Traditional dairy products can supply beneficial microorganisms able to survive in the gastrointestinal tract

2018 
Abstract Little is known about the role of traditional dairy products in naturally supplying beneficial microorganisms able to survive in the human gastrointestinal tract (GIT). To investigate this aspect, a fresh artisanal Pasta Filata cheese was administered daily to 18 healthy children, 3–6 years of age, for seven days. Counts and type of lactic acid bacteria (LAB) and propionic acid bacteria (PAB) were carried out on the cheese and children's faeces before and after cheese consumption. In most cases, statistically significant increases of presumptive LAB were observed after seven days from suspension compared to values before and at the end of consumption.
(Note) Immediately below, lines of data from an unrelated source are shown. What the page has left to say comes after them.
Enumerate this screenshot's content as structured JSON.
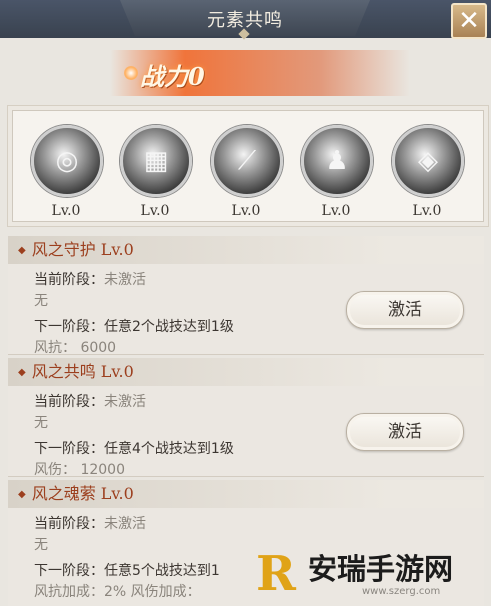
{
  "header": {
    "title": "元素共鸣",
    "close_label": "✕"
  },
  "power": {
    "label": "战力0"
  },
  "elements": [
    {
      "icon": "wind-swirl-icon",
      "glyph": "◎",
      "level": "Lv.0"
    },
    {
      "icon": "cube-icon",
      "glyph": "▦",
      "level": "Lv.0"
    },
    {
      "icon": "slash-icon",
      "glyph": "⟋",
      "level": "Lv.0"
    },
    {
      "icon": "figure-icon",
      "glyph": "♟",
      "level": "Lv.0"
    },
    {
      "icon": "flame-eye-icon",
      "glyph": "◈",
      "level": "Lv.0"
    }
  ],
  "sections": [
    {
      "title": "风之守护  Lv.0",
      "current_label": "当前阶段：",
      "current_value": "未激活",
      "current_effect": "无",
      "next_label": "下一阶段：",
      "next_value": "任意2个战技达到1级",
      "bonus": "风抗：  6000",
      "button": "激活"
    },
    {
      "title": "风之共鸣  Lv.0",
      "current_label": "当前阶段：",
      "current_value": "未激活",
      "current_effect": "无",
      "next_label": "下一阶段：",
      "next_value": "任意4个战技达到1级",
      "bonus": "风伤：  12000",
      "button": "激活"
    },
    {
      "title": "风之魂萦  Lv.0",
      "current_label": "当前阶段：",
      "current_value": "未激活",
      "current_effect": "无",
      "next_label": "下一阶段：",
      "next_value": "任意5个战技达到1",
      "bonus": "风抗加成：2%      风伤加成：",
      "button": ""
    }
  ],
  "watermark": {
    "logo": "R",
    "text": "安瑞手游网",
    "url": "www.szerg.com"
  },
  "colors": {
    "accent": "#9c3f1e",
    "header": "#39424f",
    "close": "#c19b68",
    "watermark": "#e0a317"
  }
}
Based on repetitive element palindromic PCR (rep-PCR) genotyping, six cheese isolates were identical to faecal isolates. Identity was confirmed by sequencing regions of clp P and rpo D genes for LAB and pep N and pro W genes for PAB. Among those cheese isolates P. freudenreichii S-1-P, L. plantarum S-2-2 and L. helveticus S-2-6 stimulated the production of high interleukin 10 (IL-10) and low tumor necrosis factor alpha (TNF-α) levels by peripheral blood mononuclear cells (PBMC). Therefore they could exert anti-inflammatory effects in vivo . Results suggested that traditional dairy products should be more efficiently exploited as a natural source of health-promoting microorganisms.